As described above, the method of manufacturing the photovoltaic panel 1 includes the steps of sandwiching the honeycomb core 5 with the first skin material 2 and the second skin material 3 via the adhesive sheet 4 to form the laminate 15, and in the laminate 15 Discharging the air and pressing and heating from the outside while maintaining the reduced pressure state to form the honeycomb sandwich structure 6, and mounting the plurality of solar cells 8 on the first skin material 2; The step of arranging the plurality of thermoelectric conversion elements 10 on the side of the second skin material 3 with the air gap 11 dispersed and disposed, and in contact with the second skin material 3 of the plurality of thermoelectric conversion elements 10 on the opposite surface The solar cell panel 1 can be manufactured by a simple process by providing the step of providing the heat sink 9 to the above.
Embodiment 5

  Next, a method of manufacturing a solar panel according to the fifth embodiment will be described with reference to FIGS. 11 and 12. The steps other than the step of dispersing and arranging the thermoelectric conversion elements 10 in the flat heat dissipation plate 91 and the uneven heat dissipation plate 92 are the same as in the method of manufacturing the solar power generation panel shown in the fourth embodiment and thus will be omitted.

  First, after the air in the laminated body 15 in which the honeycomb core 5 is sandwiched between the first skin material 2 and the second skin material 3 is discharged through the adhesive sheet 4 to reduce pressure, heating is performed under pressure from the outside. , And the honeycomb sandwich structure 6 are formed.

  Next, the uneven heat-radiating plate 92 in which the plurality of thermoelectric conversion elements 10 are dispersed and disposed is manufactured.
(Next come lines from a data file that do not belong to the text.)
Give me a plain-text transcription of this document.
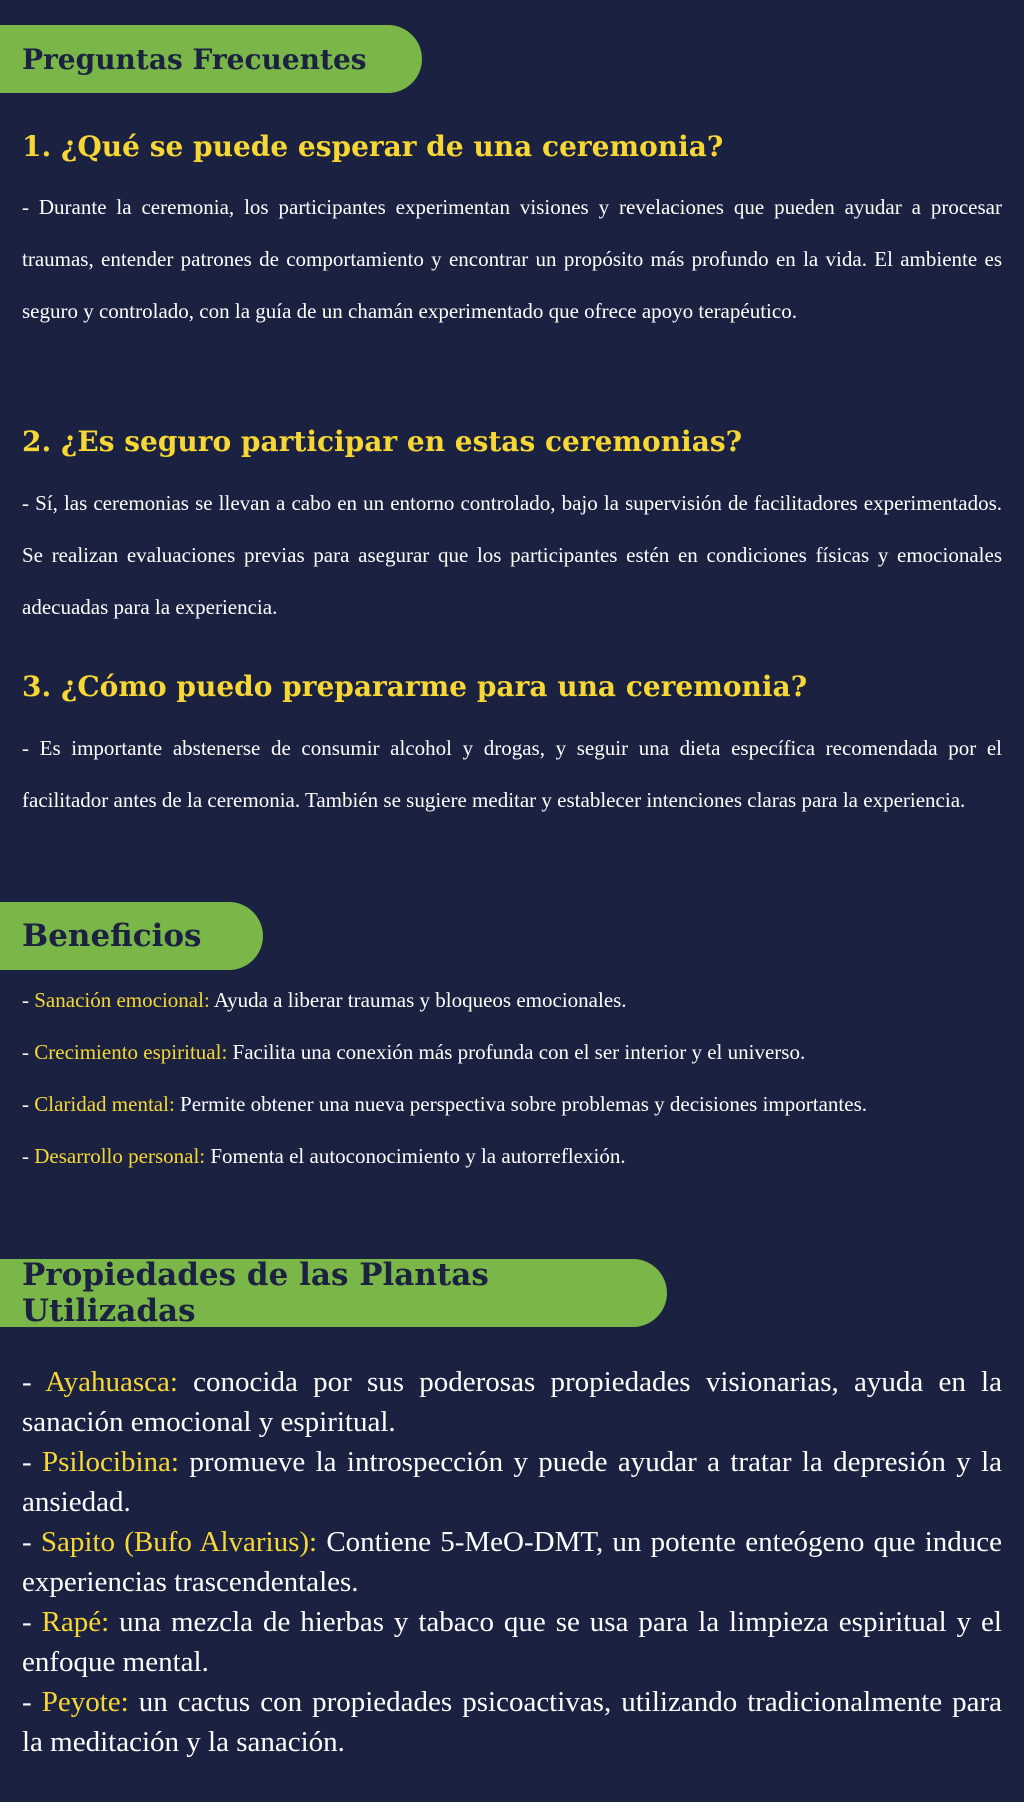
Preguntas Frecuentes
1. ¿Qué se puede esperar de una ceremonia?

- Durante la ceremonia, los participantes experimentan visiones y revelaciones que pueden ayudar a procesar traumas, entender patrones de comportamiento y encontrar un propósito más profundo en la vida. El ambiente es seguro y controlado, con la guía de un chamán experimentado que ofrece apoyo terapéutico.

2. ¿Es seguro participar en estas ceremonias?

- Sí, las ceremonias se llevan a cabo en un entorno controlado, bajo la supervisión de facilitadores experimentados. Se realizan evaluaciones previas para asegurar que los participantes estén en condiciones físicas y emocionales adecuadas para la experiencia.

3. ¿Cómo puedo prepararme para una ceremonia?

- Es importante abstenerse de consumir alcohol y drogas, y seguir una dieta específica recomendada por el facilitador antes de la ceremonia. También se sugiere meditar y establecer intenciones claras para la experiencia.

Beneficios

- Sanación emocional: Ayuda a liberar traumas y bloqueos emocionales.

- Crecimiento espiritual: Facilita una conexión más profunda con el ser interior y el universo.

- Claridad mental: Permite obtener una nueva perspectiva sobre problemas y decisiones importantes.

- Desarrollo personal: Fomenta el autoconocimiento y la autorreflexión.

Propiedades de las Plantas Utilizadas

- Ayahuasca: conocida por sus poderosas propiedades visionarias, ayuda en la sanación emocional y espiritual.

- Psilocibina: promueve la introspección y puede ayudar a tratar la depresión y la ansiedad.

- Sapito (Bufo Alvarius): Contiene 5-MeO-DMT, un potente enteógeno que induce experiencias trascendentales.

- Rapé: una mezcla de hierbas y tabaco que se usa para la limpieza espiritual y el enfoque mental.

- Peyote: un cactus con propiedades psicoactivas, utilizando tradicionalmente para la meditación y la sanación.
As shown in FIG. 11, using a pair of molds 17 having a rectangular shape on one side, a prepreg laminate 90 for an uneven heat-radiating plate in which a plurality of prepregs are laminated is sandwiched.

  Thereafter, as shown in FIG. 12, the whole of the concavo-convex heat sink prepreg laminate 90 is covered with the bagging film 13 and sealed with the sealing material 14. After sealing with the seal member 14, by operating a pump (not shown), the internal air covered with the bagging film 13 is discharged to be in a reduced pressure state. Then, the heat dissipating plate 92 is obtained by being installed in an autoclave while maintaining the reduced pressure state, and pressurizing and heating from the outside of the bagging film 13.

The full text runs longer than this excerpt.